Kavadias hurrying to where they have to go

It was Shivratri on one of the days that I was there and Kavadias were busy carrying holi water (from Haridwar?) to their villages.  Generally pleasant people (as almost all hill folk are) they didn't mind their pictures being taken.  

Niraj and his friend as we climbed up to China Peak. , 
One day I took my companion Niraj, and his friend another young boy, and climbed up to China (Naina) Peak.  With me huffing and puffing up, these two youngsters ran up like mountain goats.  From Pangoot it is about 20 kms round trip, 12 seeming vertical kilometres while going and the return is 8 very steep kilometres.

Chandan Singh Ka Dhaba
It was, regretably, time to return, so Harish and I started at 10.30am, and stopped for an almost mandatory lunch at Chandan Singh ka Dhaba.  Only meat-chawal (meat curry and rice) cooked on a wood fire, is served and it is so crowded there is nary a place to sit. From when I went before, the meat-chawal is not the same, maybe because his son makes it, maybe because I have a jaded palette, maybe because he is so famous that he couldn't care less...maybe, maybe...

Farewell to the mountains, till we meet again



Sunday, 24 March 2024

Mukteshwar - a great view of the Kumaon Himalayas

 

The rays of the sun illuminate Trishul and Nanda Devi.  I could see peaks to the left and right of this massif.
Maybe it was so destined and I just couldn’t get my breath back, the complete Kumaon range was so clear.  Complete with Badrinath and Kedarnath to the left and Panchacholi to the right before the range went into Nepal. But then I am getting ahead of myself.

Part of the view from my room
When I reached Mukteshwar it was snowing, actually snowing!! The snow would melt as soon as it touched the ground and it was magical. The next morning it was clear but cold, I got my eyes full of the Himalaya. I then realized that the view from Vineet’s Homestay (where I was staying) and the KMVN rest house was the best.

A langur pondering about its next meal?
Mukteshwar is dominated by the Veterinary Institute, I could not go anywhere without encountering some branch of this institute. The Vet Inst and langurs were all pervasive.

A family of Langur monkeys.
Other hill stations are dominated by macaques, (colloquially bunder) but Mukteshwar has predominantly langurs  

 
Madan, my guide, on the many walks i went for
Madan, came at about 10 am and took me for the first of the “jungle walks”. There are a lot of forests around Mukteshwar and so we went on many jungle walks. Though I suspect he was a "guide" for the many tourists that infest the place in season.
Oak forests abound
Large parts of Mukteshwar were built by the British and so the houses were archaic, with chimneys and corrugated tin roofs.
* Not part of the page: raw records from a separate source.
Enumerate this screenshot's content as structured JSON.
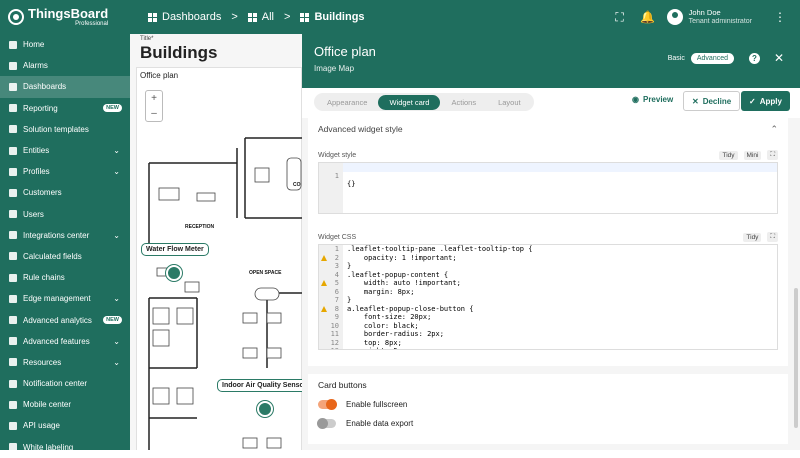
{
  "app": {
    "name": "ThingsBoard",
    "edition": "Professional"
  },
  "breadcrumb": [
    {
      "label": "Dashboards"
    },
    {
      "label": "All"
    },
    {
      "label": "Buildings"
    }
  ],
  "user": {
    "name": "John Doe",
    "role": "Tenant administrator"
  },
  "sidebar": {
    "items": [
      {
        "label": "Home",
        "icon": "home-icon"
      },
      {
        "label": "Alarms",
        "icon": "bell-icon"
      },
      {
        "label": "Dashboards",
        "icon": "dashboard-icon",
        "active": true
      },
      {
        "label": "Reporting",
        "icon": "report-icon",
        "badge": "NEW"
      },
      {
        "label": "Solution templates",
        "icon": "template-icon"
      },
      {
        "label": "Entities",
        "icon": "entities-icon",
        "expand": true
      },
      {
        "label": "Profiles",
        "icon": "profiles-icon",
        "expand": true
      },
      {
        "label": "Customers",
        "icon": "customers-icon"
      },
      {
        "label": "Users",
        "icon": "users-icon"
      },
      {
        "label": "Integrations center",
        "icon": "integrations-icon",
        "expand": true
      },
      {
        "label": "Calculated fields",
        "icon": "calc-icon"
      },
      {
        "label": "Rule chains",
        "icon": "rule-chain-icon"
      },
      {
        "label": "Edge management",
        "icon": "edge-icon",
        "expand": true
      },
      {
        "label": "Advanced analytics",
        "icon": "analytics-icon",
        "badge": "NEW"
      },
      {
        "label": "Advanced features",
        "icon": "features-icon",
        "expand": true
      },
      {
        "label": "Resources",
        "icon": "resources-icon",
        "expand": true
      },
      {
        "label": "Notification center",
        "icon": "notification-icon"
      },
      {
        "label": "Mobile center",
        "icon": "mobile-icon"
      },
      {
        "label": "API usage",
        "icon": "api-icon"
      },
      {
        "label": "White labeling",
        "icon": "white-label-icon"
      }
    ]
  },
  "dashboard": {
    "title_label": "Title*",
    "title": "Buildings",
    "widget_title": "Office plan",
    "zoom_in": "+",
    "zoom_out": "–",
    "markers": [
      {
        "label": "Water Flow Meter"
      },
      {
        "label": "Indoor Air Quality Sensor"
      }
    ],
    "rooms": [
      "RECEPTION",
      "OPEN SPACE",
      "CO"
    ]
  },
  "panel": {
    "title": "Office plan",
    "subtitle": "Image Map",
    "mode_basic": "Basic",
    "mode_advanced": "Advanced",
    "tabs": [
      {
        "label": "Appearance"
      },
      {
        "label": "Widget card",
        "active": true
      },
      {
        "label": "Actions"
      },
      {
        "label": "Layout"
      }
    ],
    "preview": "Preview",
    "decline": "Decline",
    "apply": "Apply"
  },
  "advanced_style": {
    "header": "Advanced widget style",
    "widget_style_label": "Widget style",
    "tidy": "Tidy",
    "mini": "Mini",
    "widget_style_code": [
      {
        "n": "1",
        "text": "{}"
      }
    ],
    "widget_css_label": "Widget CSS",
    "css_lines": [
      {
        "n": "1",
        "text": ".leaflet-tooltip-pane .leaflet-tooltip-top {",
        "fold": true
      },
      {
        "n": "2",
        "text": "    opacity: 1 !important;",
        "warn": true
      },
      {
        "n": "3",
        "text": "}"
      },
      {
        "n": "4",
        "text": ".leaflet-popup-content {",
        "fold": true
      },
      {
        "n": "5",
        "text": "    width: auto !important;",
        "warn": true
      },
      {
        "n": "6",
        "text": "    margin: 8px;"
      },
      {
        "n": "7",
        "text": "}"
      },
      {
        "n": "8",
        "text": "a.leaflet-popup-close-button {",
        "fold": true,
        "warn": true
      },
      {
        "n": "9",
        "text": "    font-size: 20px;"
      },
      {
        "n": "10",
        "text": "    color: black;"
      },
      {
        "n": "11",
        "text": "    border-radius: 2px;"
      },
      {
        "n": "12",
        "text": "    top: 8px;"
      },
      {
        "n": "13",
        "text": "    right: 5px;"
      }
    ]
  },
  "card_buttons": {
    "title": "Card buttons",
    "fullscreen": "Enable fullscreen",
    "data_export": "Enable data export"
  }
}
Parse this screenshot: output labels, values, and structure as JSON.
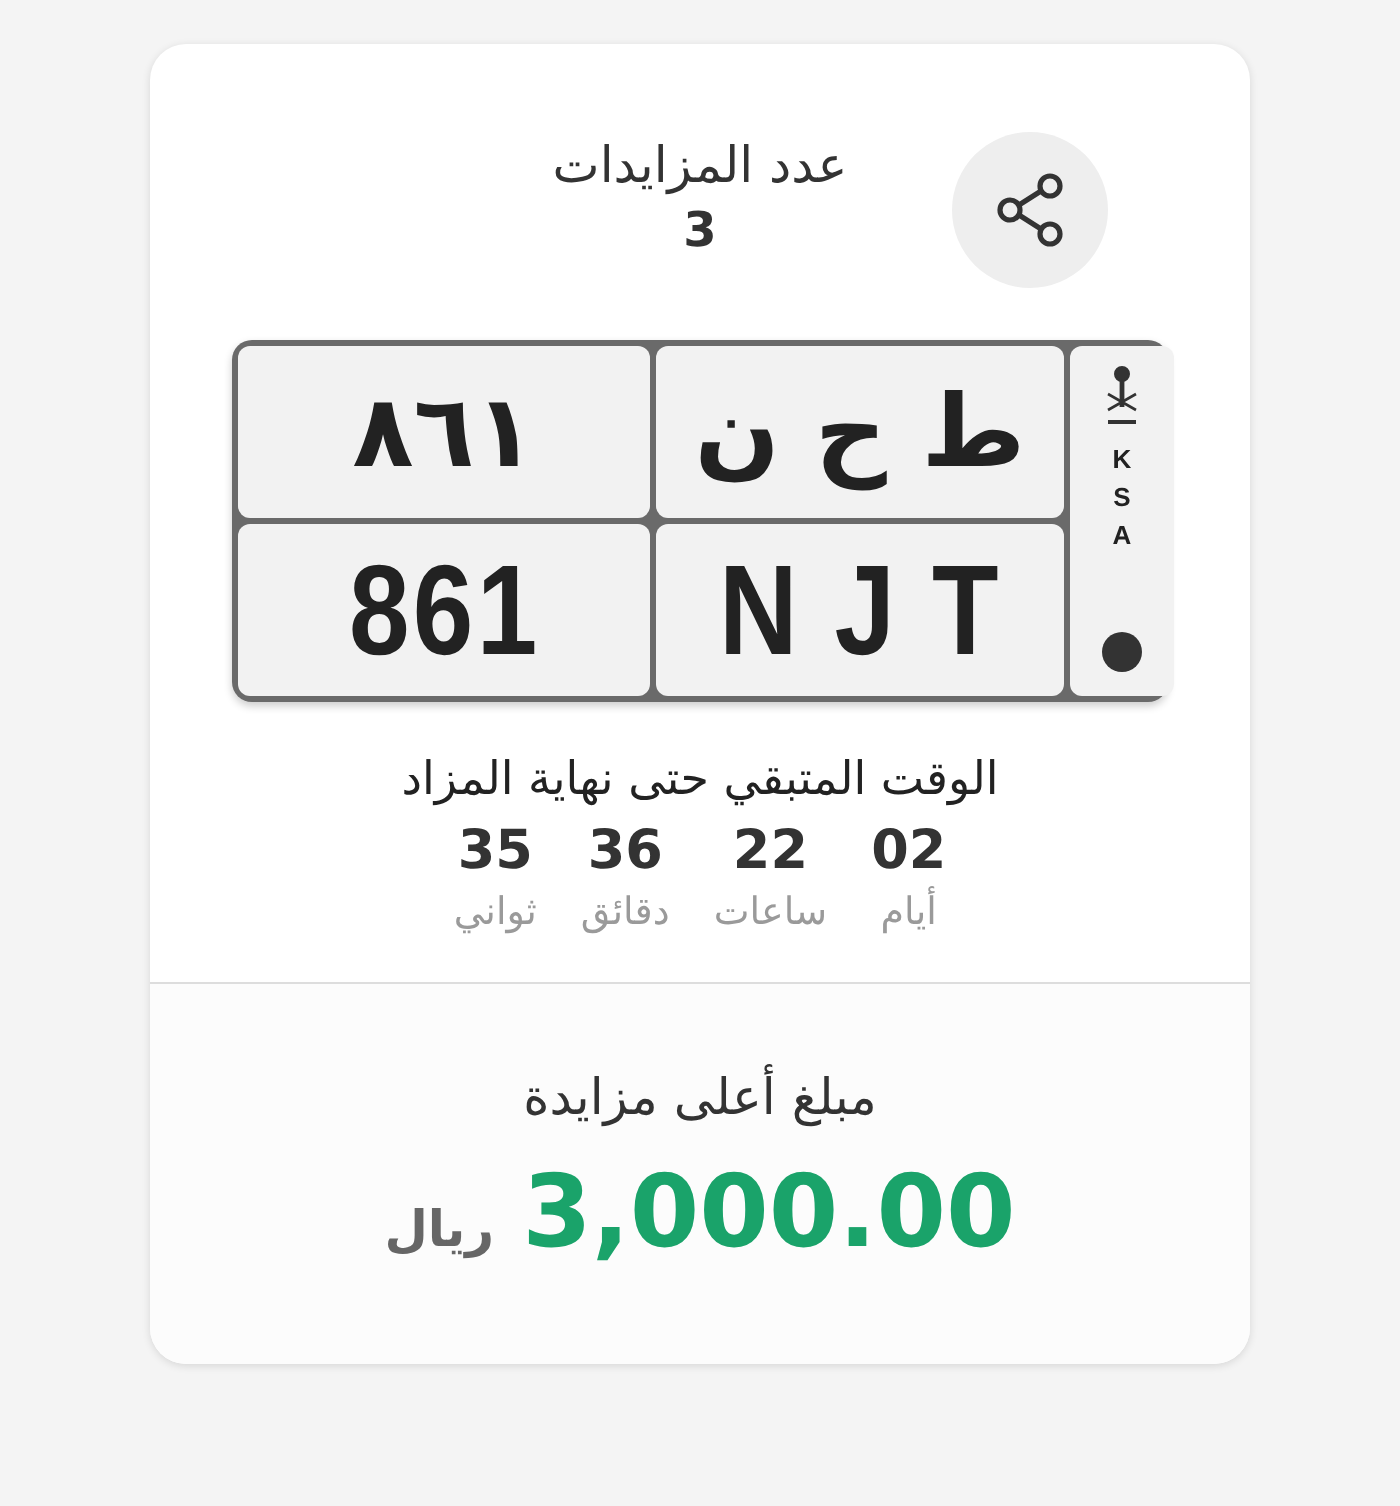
{
  "bids": {
    "label": "عدد المزايدات",
    "count": "3"
  },
  "plate": {
    "arabic_numbers": "٨٦١",
    "arabic_letters": "ط ح ن",
    "latin_numbers": "861",
    "latin_letters": "N J T",
    "country": [
      "K",
      "S",
      "A"
    ]
  },
  "countdown": {
    "title": "الوقت المتبقي حتى نهاية المزاد",
    "units": [
      {
        "value": "02",
        "label": "أيام"
      },
      {
        "value": "22",
        "label": "ساعات"
      },
      {
        "value": "36",
        "label": "دقائق"
      },
      {
        "value": "35",
        "label": "ثواني"
      }
    ]
  },
  "highest_bid": {
    "label": "مبلغ أعلى مزايدة",
    "amount": "3,000.00",
    "currency": "ريال"
  }
}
In fact, major parts of Mukteshwar were made by them, though now “modernization” is creeping in. 

Sunset silhouettes the western part of the range 
I could never get enough of the view of the mountain range, whenever it was clear I would go out and look at the peaks. Though a clear view of the peaks meant strong winds and often  inclement weather. Mostly the clouds would rise and by midday obscure the view or make the range hazy. 
Bhaalugaad Waterfall
On two days I did the touristy thing, one day hiring a car and driving to the Bhaalugaad Waterfalls, a major tourist draw in season judging by the cafes and "adventure" activities along the route. Being mostly bereft of tourists at this time, very early and "out of season", I had the waterfall to mainly to myself.  It is a nice place when alone.
Mukteshwar Post Office
Post offices did thriving business in the days that people wrote letters and actually mailed them, now speed post and other schemes have taken over. This post office was made in 1905, I wonder what stories the walls could tell?
A Methodist Church I found along the way
On the second day I walked (with my guide of course), about 15 kms, going to Chauli Ki Jali, Mukteshwar temple and ending at the “organic goat farm” (whatever that is), on the way back we took a small diversion to see a Methodist Church. And yes...they do need donations for the roof...

Sunrise over Trishul with clouds about to obscure the peak
I was walking every day that the weather permitted which was almost five days of the week I was there. When the Great Indian Tourist is not there, making it "a home away from home" it is an achingly beautiful place.